Hello,
I am currently building a WordPress site for a community of about 3000 members. This WP site would feature several community-building functions, such as forums, events calendar (in which each user can add events), user roles/groups and membership-restricted areas.
I recently came across Discourse and I like its interface. So far I was building my site with buddyPress and bbPress but I’m thinking of replacing both with Discourse. Therefore, I’m wondering if the WP Discourse plugin would be suitable for this?
Basically I don’t want to simply transform the comments section into a Discourse section. Rather, I want the full Discourse community functionalities to be included directly within my WP site. People should be able to navigate from one to the other using a simple menu item, without changing the domain, and while remaining logged-in.
It is possible to integrate a Discourse site with WordPress with the WP Discourse plugin. For example, the WordPress site can publish posts to the Discourse site. You can also integrate authentication between the two sites so that users login to Discourse from WordPress using DiscourseConnect.

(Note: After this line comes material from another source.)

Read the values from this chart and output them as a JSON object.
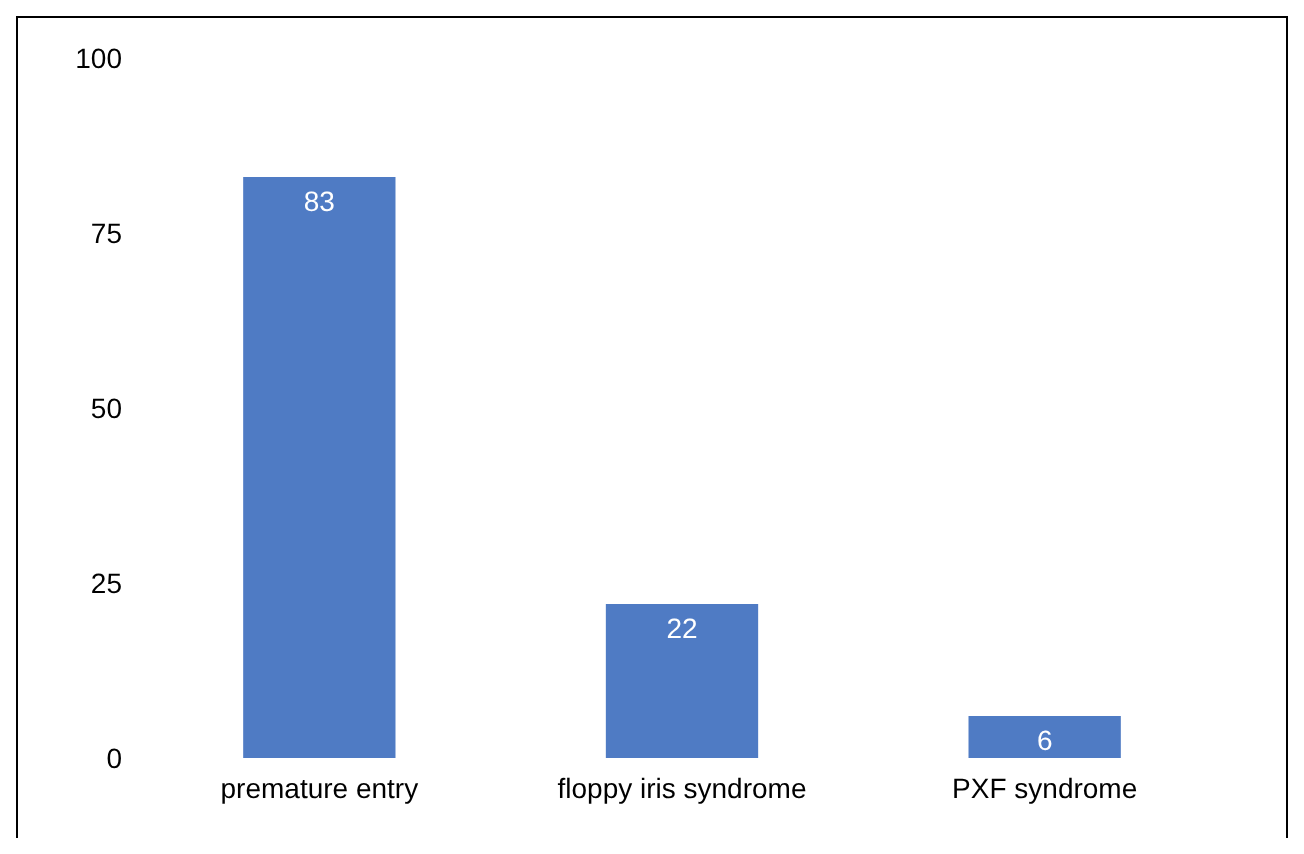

The main thing to be aware of is that WordPress and Discourse need to be hosted separately. They can’t exist on the same domain. A common approach is to serve Discourse from a subdomain of the WordPress site’s domain.
So, basically the answer to that integration question is no, and the only solution is to use Discourse as a commenting system, which wasn’t wanted. And the replacement for BuddyPress is SSO.
(At the moment) replacing bbPress and BuddyPress with Discourse is impossible, in the meaning everything would not work seamlessly together or even offers same functionalities.
Yes, Discourse is a great replacement for BuddyPress. I’ve worked with many sites that have used BuddyPress, then moved to Discourse, and been glad they did.
I understand what you’re envisaging, however there will never be a complete version of Discourse working within Wordpress itself. This question gets asked quite a lot so let me try an analogy here to illustrate why this is the case. Imagine there are two buildings, one is residential and one is an office.
Now, in modern town planning and the modern workplace there are quite a few different ways that you can bring the home into the office and vice-versa, ranging from home offices, co-working/living, mixed-used buildings and others.
Imagine Wordpress is the residential building and Discourse is the office building. In this analogy the WP Discourse plugin is essentially a co-working space inside of a residential building. It’s a place you can go to get an office environment close to home. You can review some work there and perhaps hold some meetings. For most of your work though, you’ll want to go over to the main office building where you have all of your teammates, and all of the resources you need.
As you may also know, the reality is that the nature of residential and office buildings are such that trying to truly combine them at scale will always be attractive in theory, and there will always be folks to whom that idea appeals on paper, however the practical, technical and cultural realities of such a fully fledged combination are why, in practice, we have separate residential and office buildings, and why, in a significant majority of cases, that makes sense.